- Born: 18 October 1927 Yixing, Jiangsu, China
- Died: 7 February 2021 (aged 93) Guangzhou, Guangdong, China
- Education: University of Nanking Peking University
- Scientific career
- Fields: Polymer physics Physical chemistry
- Workplaces: Changchun Institute of Applied Chemistry (1952-1982) Nanjing University (1983-1994) South China University of Technology (1995-retirement)
- Academic advisors: Dai Anbang [zh] Zhang Longxiang [zh]

Chinese name
- Traditional Chinese: 程鎔時
- Simplified Chinese: 程镕时

Standard Mandarin
- Hanyu Pinyin: Chéng Róngshí

= Cheng Rongshi =

Chinese physical chemist (1927–2021)

Cheng Rongshi (程镕时; 18 October 1927 – 7 February 2021) was a Chinese physical chemist and academician of the Chinese Academy of Sciences.

==Biography==
Cheng was born in Yixing, Jiangsu, on 18 October 1927. In 1945, he was admitted to the University of Nanking, where he studied chemistry under Dai Anbang. After graduating in 1949, he did his postgraduate work at Peking University.

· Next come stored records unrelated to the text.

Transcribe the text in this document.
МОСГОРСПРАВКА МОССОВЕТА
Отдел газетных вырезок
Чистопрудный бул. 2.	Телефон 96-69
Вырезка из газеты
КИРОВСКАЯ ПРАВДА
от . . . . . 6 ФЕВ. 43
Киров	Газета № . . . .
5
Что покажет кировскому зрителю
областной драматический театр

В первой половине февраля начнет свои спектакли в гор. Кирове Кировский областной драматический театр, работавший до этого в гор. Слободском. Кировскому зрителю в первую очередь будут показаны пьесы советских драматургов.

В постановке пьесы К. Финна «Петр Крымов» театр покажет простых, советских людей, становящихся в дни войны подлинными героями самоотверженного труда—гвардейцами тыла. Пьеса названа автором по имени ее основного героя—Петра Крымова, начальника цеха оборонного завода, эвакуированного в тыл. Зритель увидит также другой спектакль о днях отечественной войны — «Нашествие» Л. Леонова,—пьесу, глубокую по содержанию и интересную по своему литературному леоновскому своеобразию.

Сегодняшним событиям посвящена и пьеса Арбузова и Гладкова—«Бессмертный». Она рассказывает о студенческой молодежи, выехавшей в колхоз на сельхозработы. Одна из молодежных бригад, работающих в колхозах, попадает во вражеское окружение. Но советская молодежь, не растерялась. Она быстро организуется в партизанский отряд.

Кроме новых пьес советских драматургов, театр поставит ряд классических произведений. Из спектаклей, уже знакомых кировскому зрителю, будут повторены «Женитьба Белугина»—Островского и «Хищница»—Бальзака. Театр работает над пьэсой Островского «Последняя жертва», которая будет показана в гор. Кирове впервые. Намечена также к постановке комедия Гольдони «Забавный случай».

In 1951, Cheng was dispatched to the Shanghai Institute of Physical Chemistry, Chinese Academy of Sciences. That same year, he moved to Changchun and worked at Changchun Institute of Applied Chemistry. In 1983, he joined the faculty of Nanjing University. In 1995, he became a professor and director of Macromolecule Research Institute of South China University of Technology.

On 7 February 2021, he died of illness in Guangzhou, Guangdong, aged 93.